I really think that this guy was "special." Therefore, I'm not going to laugh at his singing voice. I'm not going to laugh at the fact that, as his job, he gives tours around Philadelphia looking like Tracy Morgan's character on "30 Rock" when he was going to make a Thomas Jefferson film when he found out his was his ancestor. I'm not going to laugh at how the judges couldn't control his laughter. I'm not going to laugh at the fact that he was singing old Negro Sprirituals (such as "Let My People Go" and others). I'm also not going to laugh at the fact that he sang two of them. I guess that doesn't leave me with much to laugh at...

#3- Alexis, the Pothead

I have to say that this raving lunatic made a special impression on me, not because she "smelled like incense" (according to lame-o Ryan Seacrest), or that she gave Simon the finger and told him to kiss her [blank]; nay, it is for the simple fact that she actually wasn't a bad singer. She had a great rock voice, and a great first name, I must add. Her problem was that she needs serious counseling.

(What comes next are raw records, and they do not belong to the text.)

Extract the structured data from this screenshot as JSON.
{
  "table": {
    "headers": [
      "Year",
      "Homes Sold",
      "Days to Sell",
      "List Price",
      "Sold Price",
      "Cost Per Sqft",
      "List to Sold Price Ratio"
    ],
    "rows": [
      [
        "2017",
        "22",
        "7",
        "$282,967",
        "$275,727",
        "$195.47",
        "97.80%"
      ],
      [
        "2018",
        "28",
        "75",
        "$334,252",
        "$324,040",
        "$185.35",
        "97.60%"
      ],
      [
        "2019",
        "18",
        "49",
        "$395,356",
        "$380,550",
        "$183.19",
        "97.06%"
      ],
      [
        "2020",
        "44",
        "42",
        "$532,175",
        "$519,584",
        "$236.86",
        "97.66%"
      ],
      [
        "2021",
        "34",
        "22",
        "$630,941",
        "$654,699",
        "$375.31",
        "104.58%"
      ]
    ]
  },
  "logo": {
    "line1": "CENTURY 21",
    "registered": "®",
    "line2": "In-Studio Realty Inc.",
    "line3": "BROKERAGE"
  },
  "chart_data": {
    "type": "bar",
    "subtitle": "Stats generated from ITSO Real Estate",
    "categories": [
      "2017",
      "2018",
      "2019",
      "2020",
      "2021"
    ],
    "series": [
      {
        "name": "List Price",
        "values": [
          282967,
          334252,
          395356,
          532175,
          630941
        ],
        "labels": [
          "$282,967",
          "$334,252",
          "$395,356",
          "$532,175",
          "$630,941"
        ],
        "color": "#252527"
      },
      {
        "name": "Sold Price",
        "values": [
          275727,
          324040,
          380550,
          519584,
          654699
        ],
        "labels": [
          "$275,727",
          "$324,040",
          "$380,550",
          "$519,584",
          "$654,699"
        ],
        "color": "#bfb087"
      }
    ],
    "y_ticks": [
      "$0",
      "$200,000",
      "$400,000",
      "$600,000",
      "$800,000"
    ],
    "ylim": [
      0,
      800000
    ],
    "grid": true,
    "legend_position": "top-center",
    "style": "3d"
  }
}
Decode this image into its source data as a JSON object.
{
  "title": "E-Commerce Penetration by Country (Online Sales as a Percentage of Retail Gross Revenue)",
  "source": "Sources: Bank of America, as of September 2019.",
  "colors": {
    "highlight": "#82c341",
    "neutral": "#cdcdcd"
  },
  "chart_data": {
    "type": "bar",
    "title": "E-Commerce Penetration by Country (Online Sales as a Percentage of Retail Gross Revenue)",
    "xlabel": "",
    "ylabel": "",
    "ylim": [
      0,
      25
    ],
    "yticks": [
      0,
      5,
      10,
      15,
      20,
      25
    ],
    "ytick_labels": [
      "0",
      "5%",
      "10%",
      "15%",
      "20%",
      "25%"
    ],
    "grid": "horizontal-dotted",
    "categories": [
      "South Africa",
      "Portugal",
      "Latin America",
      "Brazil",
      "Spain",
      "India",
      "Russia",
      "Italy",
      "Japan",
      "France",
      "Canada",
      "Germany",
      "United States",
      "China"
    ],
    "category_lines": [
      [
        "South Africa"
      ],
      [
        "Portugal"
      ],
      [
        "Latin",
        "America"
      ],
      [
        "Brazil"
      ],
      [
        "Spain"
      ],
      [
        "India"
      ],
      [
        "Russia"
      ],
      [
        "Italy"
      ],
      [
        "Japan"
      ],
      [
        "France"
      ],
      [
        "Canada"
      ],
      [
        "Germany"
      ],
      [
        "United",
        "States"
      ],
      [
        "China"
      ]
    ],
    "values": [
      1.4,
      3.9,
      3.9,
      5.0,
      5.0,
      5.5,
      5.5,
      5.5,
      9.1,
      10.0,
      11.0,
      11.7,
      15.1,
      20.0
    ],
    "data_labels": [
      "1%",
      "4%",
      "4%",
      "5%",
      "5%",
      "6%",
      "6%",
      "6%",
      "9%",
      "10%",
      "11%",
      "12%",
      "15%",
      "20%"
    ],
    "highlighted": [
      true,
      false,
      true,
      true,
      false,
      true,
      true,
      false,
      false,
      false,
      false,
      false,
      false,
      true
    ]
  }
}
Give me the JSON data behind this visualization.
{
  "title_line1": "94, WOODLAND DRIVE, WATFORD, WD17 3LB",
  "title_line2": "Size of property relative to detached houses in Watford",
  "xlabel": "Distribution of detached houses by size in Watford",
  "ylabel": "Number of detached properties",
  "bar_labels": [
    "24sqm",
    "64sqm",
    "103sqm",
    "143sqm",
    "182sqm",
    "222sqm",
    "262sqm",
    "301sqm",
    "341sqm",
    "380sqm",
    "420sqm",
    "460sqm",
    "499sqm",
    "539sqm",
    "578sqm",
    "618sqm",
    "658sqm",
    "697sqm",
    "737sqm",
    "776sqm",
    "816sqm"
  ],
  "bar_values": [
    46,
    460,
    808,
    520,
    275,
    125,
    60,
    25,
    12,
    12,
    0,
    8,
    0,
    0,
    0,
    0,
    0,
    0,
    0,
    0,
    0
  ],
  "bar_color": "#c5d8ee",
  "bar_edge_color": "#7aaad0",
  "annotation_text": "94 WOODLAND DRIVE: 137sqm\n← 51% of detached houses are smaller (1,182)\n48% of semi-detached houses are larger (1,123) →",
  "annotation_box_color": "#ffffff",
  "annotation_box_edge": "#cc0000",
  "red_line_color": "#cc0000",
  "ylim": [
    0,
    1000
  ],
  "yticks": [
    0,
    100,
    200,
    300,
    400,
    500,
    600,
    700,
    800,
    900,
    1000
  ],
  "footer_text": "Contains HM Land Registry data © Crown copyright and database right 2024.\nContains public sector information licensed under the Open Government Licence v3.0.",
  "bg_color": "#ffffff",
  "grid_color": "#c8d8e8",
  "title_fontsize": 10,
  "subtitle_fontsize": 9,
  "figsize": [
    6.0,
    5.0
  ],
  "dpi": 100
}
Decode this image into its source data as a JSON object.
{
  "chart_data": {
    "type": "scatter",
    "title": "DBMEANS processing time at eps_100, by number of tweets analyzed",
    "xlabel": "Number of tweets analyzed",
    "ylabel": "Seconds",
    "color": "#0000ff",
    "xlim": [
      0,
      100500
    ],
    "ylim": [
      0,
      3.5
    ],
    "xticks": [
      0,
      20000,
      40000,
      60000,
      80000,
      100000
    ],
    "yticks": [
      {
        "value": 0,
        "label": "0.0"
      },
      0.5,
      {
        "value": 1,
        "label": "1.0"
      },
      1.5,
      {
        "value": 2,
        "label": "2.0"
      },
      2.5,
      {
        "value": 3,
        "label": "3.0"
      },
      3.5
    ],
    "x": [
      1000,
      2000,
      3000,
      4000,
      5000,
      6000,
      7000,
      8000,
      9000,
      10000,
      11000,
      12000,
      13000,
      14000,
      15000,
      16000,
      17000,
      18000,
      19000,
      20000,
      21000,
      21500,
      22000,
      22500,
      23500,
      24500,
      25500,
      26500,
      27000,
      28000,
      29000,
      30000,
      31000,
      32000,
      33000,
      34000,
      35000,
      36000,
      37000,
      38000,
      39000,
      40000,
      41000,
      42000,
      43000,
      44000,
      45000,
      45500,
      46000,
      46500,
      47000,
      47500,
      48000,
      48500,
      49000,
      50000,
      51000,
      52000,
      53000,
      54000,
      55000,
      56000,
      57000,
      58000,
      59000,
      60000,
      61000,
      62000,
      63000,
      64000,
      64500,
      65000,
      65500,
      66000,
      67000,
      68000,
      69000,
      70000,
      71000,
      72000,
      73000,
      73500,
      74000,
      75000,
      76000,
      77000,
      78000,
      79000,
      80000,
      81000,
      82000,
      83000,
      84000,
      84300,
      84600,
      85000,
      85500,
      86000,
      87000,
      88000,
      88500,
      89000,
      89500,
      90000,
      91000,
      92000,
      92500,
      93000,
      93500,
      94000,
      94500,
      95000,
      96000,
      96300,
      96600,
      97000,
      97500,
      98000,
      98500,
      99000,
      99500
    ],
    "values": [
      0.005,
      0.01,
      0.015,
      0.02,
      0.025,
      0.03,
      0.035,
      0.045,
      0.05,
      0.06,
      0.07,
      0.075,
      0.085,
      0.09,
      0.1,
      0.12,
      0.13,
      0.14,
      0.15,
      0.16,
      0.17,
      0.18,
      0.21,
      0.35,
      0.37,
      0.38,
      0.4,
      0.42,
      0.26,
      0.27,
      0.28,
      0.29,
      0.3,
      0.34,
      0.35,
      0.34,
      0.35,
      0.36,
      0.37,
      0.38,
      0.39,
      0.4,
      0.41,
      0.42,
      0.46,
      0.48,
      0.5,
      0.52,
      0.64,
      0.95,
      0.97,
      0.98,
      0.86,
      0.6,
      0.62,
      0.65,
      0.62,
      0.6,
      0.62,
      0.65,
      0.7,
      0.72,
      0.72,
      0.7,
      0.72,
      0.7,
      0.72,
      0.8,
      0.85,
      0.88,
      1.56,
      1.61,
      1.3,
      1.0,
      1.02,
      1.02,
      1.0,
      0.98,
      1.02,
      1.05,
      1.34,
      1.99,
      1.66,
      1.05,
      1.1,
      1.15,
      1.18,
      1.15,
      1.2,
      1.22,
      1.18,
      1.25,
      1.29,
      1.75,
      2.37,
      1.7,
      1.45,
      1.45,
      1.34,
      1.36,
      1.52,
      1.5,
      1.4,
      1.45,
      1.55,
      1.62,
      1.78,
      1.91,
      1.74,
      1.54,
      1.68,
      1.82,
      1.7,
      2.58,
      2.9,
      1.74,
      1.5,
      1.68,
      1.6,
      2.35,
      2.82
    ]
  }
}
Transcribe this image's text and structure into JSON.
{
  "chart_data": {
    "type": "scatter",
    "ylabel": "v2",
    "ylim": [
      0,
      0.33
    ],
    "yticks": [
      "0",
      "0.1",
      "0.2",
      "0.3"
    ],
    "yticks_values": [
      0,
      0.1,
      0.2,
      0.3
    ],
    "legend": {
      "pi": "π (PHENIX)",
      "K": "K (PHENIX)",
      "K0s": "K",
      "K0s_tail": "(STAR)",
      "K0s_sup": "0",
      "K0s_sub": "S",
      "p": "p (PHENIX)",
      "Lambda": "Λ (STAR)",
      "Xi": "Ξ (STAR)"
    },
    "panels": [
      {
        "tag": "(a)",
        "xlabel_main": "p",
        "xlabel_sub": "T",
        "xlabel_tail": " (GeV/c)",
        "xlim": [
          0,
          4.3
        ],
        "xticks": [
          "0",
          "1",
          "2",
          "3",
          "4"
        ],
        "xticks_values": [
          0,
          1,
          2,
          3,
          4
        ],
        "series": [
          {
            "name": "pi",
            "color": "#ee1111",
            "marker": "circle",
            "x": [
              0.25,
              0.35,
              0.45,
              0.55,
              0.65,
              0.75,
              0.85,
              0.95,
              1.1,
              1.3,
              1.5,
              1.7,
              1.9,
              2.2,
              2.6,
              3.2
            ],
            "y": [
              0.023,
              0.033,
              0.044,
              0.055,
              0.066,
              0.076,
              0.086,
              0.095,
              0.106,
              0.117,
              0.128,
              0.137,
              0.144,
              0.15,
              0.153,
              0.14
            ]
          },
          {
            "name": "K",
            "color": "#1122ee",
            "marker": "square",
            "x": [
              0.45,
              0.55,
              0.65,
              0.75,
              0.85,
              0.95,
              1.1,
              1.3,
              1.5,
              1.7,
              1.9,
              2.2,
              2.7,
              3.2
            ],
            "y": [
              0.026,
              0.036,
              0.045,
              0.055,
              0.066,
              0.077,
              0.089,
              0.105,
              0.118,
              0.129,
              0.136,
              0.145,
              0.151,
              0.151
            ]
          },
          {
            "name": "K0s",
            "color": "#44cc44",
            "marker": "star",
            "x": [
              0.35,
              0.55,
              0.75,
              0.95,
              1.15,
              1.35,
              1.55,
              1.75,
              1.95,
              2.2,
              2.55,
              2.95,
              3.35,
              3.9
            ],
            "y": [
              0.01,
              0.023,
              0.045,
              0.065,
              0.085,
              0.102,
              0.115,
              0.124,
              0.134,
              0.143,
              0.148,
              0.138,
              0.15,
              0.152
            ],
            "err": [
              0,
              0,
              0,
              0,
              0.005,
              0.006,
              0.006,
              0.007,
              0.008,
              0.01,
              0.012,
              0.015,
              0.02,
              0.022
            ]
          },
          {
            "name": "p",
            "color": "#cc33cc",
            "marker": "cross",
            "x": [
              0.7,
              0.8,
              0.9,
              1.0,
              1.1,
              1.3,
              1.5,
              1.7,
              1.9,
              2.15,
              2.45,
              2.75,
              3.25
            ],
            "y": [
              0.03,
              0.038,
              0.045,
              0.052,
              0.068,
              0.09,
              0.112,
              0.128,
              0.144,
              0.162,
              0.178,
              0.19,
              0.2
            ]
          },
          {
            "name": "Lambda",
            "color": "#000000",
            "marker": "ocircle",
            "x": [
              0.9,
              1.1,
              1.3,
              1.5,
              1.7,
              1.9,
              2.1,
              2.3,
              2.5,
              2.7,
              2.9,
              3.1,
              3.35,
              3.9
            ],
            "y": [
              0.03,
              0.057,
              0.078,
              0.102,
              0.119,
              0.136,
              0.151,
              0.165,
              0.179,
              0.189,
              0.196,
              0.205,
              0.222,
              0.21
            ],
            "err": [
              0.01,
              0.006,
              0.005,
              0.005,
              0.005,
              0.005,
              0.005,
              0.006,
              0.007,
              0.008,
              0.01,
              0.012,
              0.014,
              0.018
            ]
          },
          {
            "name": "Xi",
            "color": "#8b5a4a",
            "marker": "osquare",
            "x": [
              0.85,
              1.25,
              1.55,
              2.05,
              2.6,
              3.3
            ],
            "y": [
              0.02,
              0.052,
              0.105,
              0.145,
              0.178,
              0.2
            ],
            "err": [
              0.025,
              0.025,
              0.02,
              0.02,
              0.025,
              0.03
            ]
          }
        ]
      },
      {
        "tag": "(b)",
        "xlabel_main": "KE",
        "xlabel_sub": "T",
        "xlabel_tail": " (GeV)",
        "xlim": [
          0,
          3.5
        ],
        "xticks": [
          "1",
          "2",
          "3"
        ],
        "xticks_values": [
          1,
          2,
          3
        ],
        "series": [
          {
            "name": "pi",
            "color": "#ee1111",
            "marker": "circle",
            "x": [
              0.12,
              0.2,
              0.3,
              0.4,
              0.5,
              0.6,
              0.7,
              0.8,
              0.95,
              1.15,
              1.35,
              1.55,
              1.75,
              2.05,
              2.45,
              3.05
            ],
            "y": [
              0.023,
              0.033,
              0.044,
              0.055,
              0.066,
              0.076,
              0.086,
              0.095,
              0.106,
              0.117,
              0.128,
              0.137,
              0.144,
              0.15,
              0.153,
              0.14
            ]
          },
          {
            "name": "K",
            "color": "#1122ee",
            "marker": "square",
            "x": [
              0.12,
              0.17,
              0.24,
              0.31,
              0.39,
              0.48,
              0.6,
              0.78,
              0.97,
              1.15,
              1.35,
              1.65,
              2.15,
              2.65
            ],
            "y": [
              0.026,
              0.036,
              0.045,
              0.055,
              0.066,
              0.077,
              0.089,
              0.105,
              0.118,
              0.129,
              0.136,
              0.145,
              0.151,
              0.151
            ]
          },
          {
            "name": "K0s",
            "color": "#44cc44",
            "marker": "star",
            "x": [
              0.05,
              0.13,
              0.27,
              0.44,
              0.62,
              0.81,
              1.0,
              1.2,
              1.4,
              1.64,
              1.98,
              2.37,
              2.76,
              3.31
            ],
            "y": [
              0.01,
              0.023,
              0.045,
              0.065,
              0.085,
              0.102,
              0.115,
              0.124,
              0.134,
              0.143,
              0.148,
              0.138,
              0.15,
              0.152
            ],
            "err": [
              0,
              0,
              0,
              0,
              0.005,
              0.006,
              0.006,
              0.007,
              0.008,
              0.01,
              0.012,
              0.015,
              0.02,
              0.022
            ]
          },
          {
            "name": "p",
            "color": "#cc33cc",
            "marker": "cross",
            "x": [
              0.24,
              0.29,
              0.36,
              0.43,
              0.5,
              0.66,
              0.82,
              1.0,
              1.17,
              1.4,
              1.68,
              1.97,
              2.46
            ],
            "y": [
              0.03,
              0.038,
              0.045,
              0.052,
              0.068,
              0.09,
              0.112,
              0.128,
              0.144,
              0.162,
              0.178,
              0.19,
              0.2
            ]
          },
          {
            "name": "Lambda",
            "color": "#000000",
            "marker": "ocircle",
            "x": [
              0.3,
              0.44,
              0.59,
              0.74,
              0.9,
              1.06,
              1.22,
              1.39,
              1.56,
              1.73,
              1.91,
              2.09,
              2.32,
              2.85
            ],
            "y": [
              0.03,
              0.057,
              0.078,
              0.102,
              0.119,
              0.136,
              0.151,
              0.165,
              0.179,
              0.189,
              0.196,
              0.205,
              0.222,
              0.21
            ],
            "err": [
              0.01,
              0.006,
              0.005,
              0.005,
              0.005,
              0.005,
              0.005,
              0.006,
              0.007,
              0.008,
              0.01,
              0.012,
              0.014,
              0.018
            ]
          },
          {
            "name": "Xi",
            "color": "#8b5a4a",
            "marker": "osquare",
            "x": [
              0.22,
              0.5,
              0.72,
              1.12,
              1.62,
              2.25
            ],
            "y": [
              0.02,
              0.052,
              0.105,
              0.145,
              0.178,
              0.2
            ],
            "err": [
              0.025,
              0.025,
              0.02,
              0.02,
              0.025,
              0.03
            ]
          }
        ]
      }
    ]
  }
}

The poor thing is in some hippie comm college, I'm sure, studying to be a vet, living in a studio apt with her mom and her 5 pets. She was smothered in glitter, and Simon said she looked like Willem Dafoe. I felt bad for her, because she had a great rock voice, like I said, but I know the judges just thought she was a freak. Oh well.

Least favorite from last night? The self-deprecating "Star Wars" chick who genuinely STUNK UP the tv screen. She was horrible. No other word to describe it.

Did anyone else watch it last night?